There are a lot more details that comic book fans will pick up on, but ultimately what struck me the most about JOKER is that it’s an ode to and a requiem for the little people. Those who get chewed up and spit out by the system day in day out. Seen in the context of the movie, Gotham is not a made-up dystopia with crazy Joel Schumacher sets, but a very real, easily conceivable world where people have simply stopped caring about those in need.
Meanwhile, Chilean director Pablo Larraín’s relationship drama EMA – a film that will not get a fraction of JOKER’s attention but is almost destined for some jury love – screened last night.

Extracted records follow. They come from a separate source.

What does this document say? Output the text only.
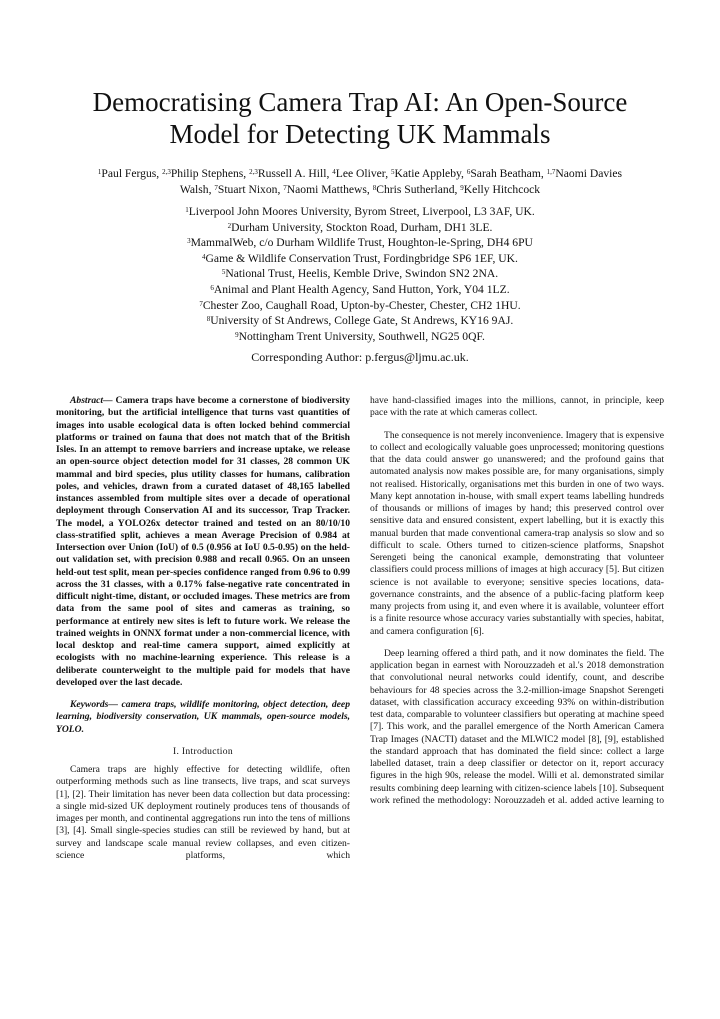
Democratising Camera Trap AI: An Open-Source
Model for Detecting UK Mammals
$^1$Paul Fergus, $^{2,3}$Philip Stephens, $^{2,3}$Russell A. Hill, $^4$Lee Oliver, $^5$Katie Appleby, $^6$Sarah Beatham, $^{1,7}$Naomi Davies
Walsh, $^7$Stuart Nixon, $^7$Naomi Matthews, $^8$Chris Sutherland, $^9$Kelly Hitchcock
$^1$Liverpool John Moores University, Byrom Street, Liverpool, L3 3AF, UK.
$^2$Durham University, Stockton Road, Durham, DH1 3LE.
$^3$MammalWeb, c/o Durham Wildlife Trust, Houghton-le-Spring, DH4 6PU
$^4$Game & Wildlife Conservation Trust, Fordingbridge SP6 1EF, UK.
$^5$National Trust, Heelis, Kemble Drive, Swindon SN2 2NA.
$^6$Animal and Plant Health Agency, Sand Hutton, York, Y04 1LZ.
$^7$Chester Zoo, Caughall Road, Upton-by-Chester, Chester, CH2 1HU.
$^8$University of St Andrews, College Gate, St Andrews, KY16 9AJ.
$^9$Nottingham Trent University, Southwell, NG25 0QF.
Corresponding Author: p.fergus@ljmu.ac.uk.

Abstract— Camera traps have become a cornerstone of biodiversity monitoring, but the artificial intelligence that turns vast quantities of images into usable ecological data is often locked behind commercial platforms or trained on fauna that does not match that of the British Isles. In an attempt to remove barriers and increase uptake, we release an open-source object detection model for 31 classes, 28 common UK mammal and bird species, plus utility classes for humans, calibration poles, and vehicles, drawn from a curated dataset of 48,165 labelled instances assembled from multiple sites over a decade of operational deployment through Conservation AI and its successor, Trap Tracker. The model, a YOLO26x detector trained and tested on an 80/10/10 class-stratified split, achieves a mean Average Precision of 0.984 at Intersection over Union (IoU) of 0.5 (0.956 at IoU 0.5-0.95) on the held-out validation set, with precision 0.988 and recall 0.965. On an unseen held-out test split, mean per-species confidence ranged from 0.96 to 0.99 across the 31 classes, with a 0.17% false-negative rate concentrated in difficult night-time, distant, or occluded images. These metrics are from data from the same pool of sites and cameras as training, so performance at entirely new sites is left to future work. We release the trained weights in ONNX format under a non-commercial licence, with local desktop and real-time camera support, aimed explicitly at ecologists with no machine-learning experience. This release is a deliberate counterweight to the multiple paid for models that have developed over the last decade.

Keywords— camera traps, wildlife monitoring, object detection, deep learning, biodiversity conservation, UK mammals, open-source models, YOLO.

I. Introduction

Camera traps are highly effective for detecting wildlife, often outperforming methods such as line transects, live traps, and scat surveys [1], [2]. Their limitation has never been data collection but data processing: a single mid-sized UK deployment routinely produces tens of thousands of images per month, and continental aggregations run into the tens of millions [3], [4]. Small single-species studies can still be reviewed by hand, but at survey and landscape scale manual review collapses, and even citizen-science platforms, which

have hand-classified images into the millions, cannot, in principle, keep pace with the rate at which cameras collect.

The consequence is not merely inconvenience. Imagery that is expensive to collect and ecologically valuable goes unprocessed; monitoring questions that the data could answer go unanswered; and the profound gains that automated analysis now makes possible are, for many organisations, simply not realised. Historically, organisations met this burden in one of two ways. Many kept annotation in-house, with small expert teams labelling hundreds of thousands or millions of images by hand; this preserved control over sensitive data and ensured consistent, expert labelling, but it is exactly this manual burden that made conventional camera-trap analysis so slow and so difficult to scale. Others turned to citizen-science platforms, Snapshot Serengeti being the canonical example, demonstrating that volunteer classifiers could process millions of images at high accuracy [5]. But citizen science is not available to everyone; sensitive species locations, data-governance constraints, and the absence of a public-facing platform keep many projects from using it, and even where it is available, volunteer effort is a finite resource whose accuracy varies substantially with species, habitat, and camera configuration [6].

Deep learning offered a third path, and it now dominates the field. The application began in earnest with Norouzzadeh et al.'s 2018 demonstration that convolutional neural networks could identify, count, and describe behaviours for 48 species across the 3.2-million-image Snapshot Serengeti dataset, with classification accuracy exceeding 93% on within-distribution test data, comparable to volunteer classifiers but operating at machine speed [7]. This work, and the parallel emergence of the North American Camera Trap Images (NACTI) dataset and the MLWIC2 model [8], [9], established the standard approach that has dominated the field since: collect a large labelled dataset, train a deep classifier or detector on it, report accuracy figures in the high 90s, release the model. Willi et al. demonstrated similar results combining deep learning with citizen-science labels [10]. Subsequent work refined the methodology: Norouzzadeh et al. added active learning to
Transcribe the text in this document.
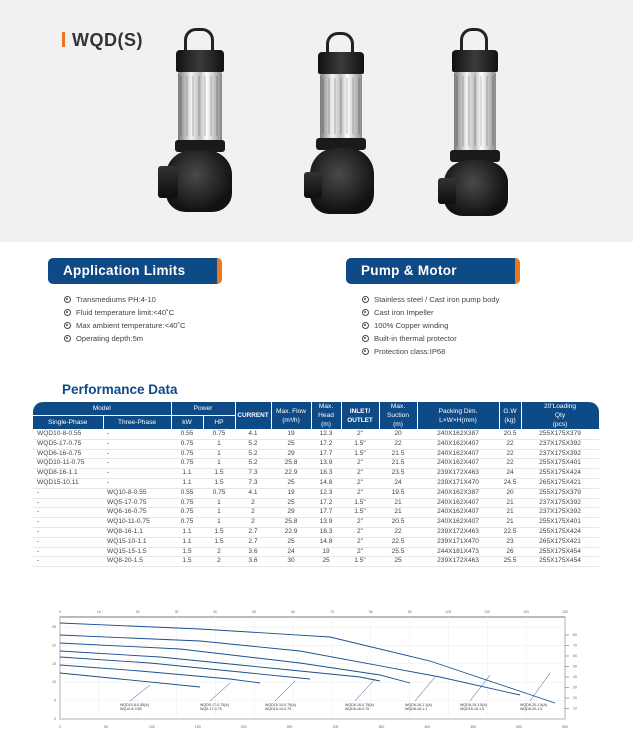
WQD(S)
Application Limits
Transmediums PH:4-10
Fluid temperature limit:<40˚C
Max ambient temperature:<40˚C
Operating depth:5m
Pump & Motor
Stainless steel / Cast iron pump body
Cast iron Impeller
100% Copper winding
Built-in thermal protector
Protection class:IP68
Performance Data
Model		Power		CURRENT	Max. Flow
(m³/h)	Max.
Head
(m)	INLET/
OUTLET	Max.
Suction
(m)	Packing Dim.
L×W×H(mm)	G.W
(kg)	20'Loading
Qty
(pcs)
Single-Phase	Three-Phase	kW	HP								
WQD10-8-0.55	-	0.55	0.75	4.1	19	12.3	2"	20	240X162X387	20.5	255X175X379
WQD5-17-0.75	-	0.75	1	5.2	25	17.2	1.5"	22	240X162X407	22	237X175X392
WQD6-16-0.75	-	0.75	1	5.2	29	17.7	1.5"	21.5	240X162X407	22	237X175X392
WQD10-11-0.75	-	0.75	1	5.2	25.8	13.9	2"	21.5	240X162X407	22	255X175X401
WQD8-16-1.1	-	1.1	1.5	7.3	22.9	18.3	2"	23.5	239X172X463	24	255X175X424
WQD15-10.11	-	1.1	1.5	7.3	25	14.8	2"	24	239X171X470	24.5	265X175X421
-	WQ10-8-0.55	0.55	0.75	4.1	19	12.3	2"	19.5	240X162X387	20	255X175X379
-	WQ5-17-0.75	0.75	1	2	25	17.2	1.5"	21	240X162X407	21	237X175X392
-	WQ6-16-0.75	0.75	1	2	29	17.7	1.5"	21	240X162X407	21	237X175X392
-	WQ10-11-0.75	0.75	1	2	25.8	13.9	2"	20.5	240X162X407	21	255X175X401
-	WQ8-16-1.1	1.1	1.5	2.7	22.9	18.3	2"	22	239X172X463	22.5	255X175X424
-	WQ15-10-1.1	1.1	1.5	2.7	25	14.8	2"	22.5	239X171X470	23	265X175X421
-	WQ15-15-1.5	1.5	2	3.6	24	19	2"	25.5	244X181X473	26	255X175X454
-	WQ8-20-1.5	1.5	2	3.6	30	25	1.5"	25	239X172X463	25.5	255X175X454
0	10	20	30	40	50	60	70	80	90	100	110	120	130
0	50	100	150	200	250	300	350	400	450	500	550
25
20
15
10
5
0
80
70
60
50
40
30
20
10
WQD10-8-0.55(A)
WQ10-8-0.55
WQD5-17-0.75(A)
WQ5-17-0.75
WQD15-10-0.75(A)
WQD15-10-0.75
WQD6-16-0.75(A)
WQD6-16-0.75
WQD8-16-1.1(A)
WQD8-16-1.1
WQD8-15-1.5(A)
WQD15-15-1.5
WQD8-20-1.5(A)
WQD8-20-1.5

This was one of my most anticipated titles of the festival, and sure enough it delivered the fireworks – even if in ways I wasn’t expecting.
By far the most experimental film of the director to date, EMA is an impressionistic, erotically charged character study that confounds and dazzles in equal measure. The basic premise is immediately clear: Dancer Ema (Mariana Di Girolamo) and her choreographer husband Gastón (Gael García Bernal) can’t have kids and adopted a son, Polo. After Polo took to playing with fire and caused a horrible accident, the young couple gave him back for adoption in shock. This decision haunts Ema and eventually propels her to go on a journey to find her son and possibly also herself.
With a filmography that includes NO, THE CLUB, NERUDA and JACKIE, at this point I think Larraín might in fact be incapable of doing something that’s not at least wildly interesting – which is certainly the case with EMA, his first feature after directing Natalie Portman to an Oscar nomination in the Jackie O biopic – but it’s so much more too. For the bulk of the film, the narrative is disorientingly fragmented. Ema gets into bitter arguments with Gastón, tries to find a new teaching job, hooks up with a married firefighter, hooks up with her divorce lawyer, hooks up with friends in disco-lit orgies … all the while random dance numbers choreographed to a sexy, psychedelic soundtrack are sprinkled throughout.
Indeed, as much as I wouldn’t claim to know what the film is about exactly, I can tell that music and dance are an essential part of its conception. Not only do they map out the visual and aural DNA of a film that’s sensually arresting from start to finish, they provide the emotional beats the characters might not be able to articulate. As such, Jose Luís Vidal’s expressive, impassioned choreography must be credited while Nicolas Jaar’s strikingly stylish score with traces of deep house can safely be expected to top many a top 10 film music lists by year’s end.
Di Girolamo is mesmerizing to watch as the inscrutable titular character. By turns aggressive, soulful and vulnerable, you can’t take your eyes off her even before her motivations and calculations are revealed in the last 10 minutes – a bona-fide contender for the best actress prize in a week’s time. That is, if the jury does not feel inclined to hand out even shinier statues to Larraín’s film, an investigation of a uniquely female experience that unfolds like a mystery and feels endlessly, defiantly alive every step of the way.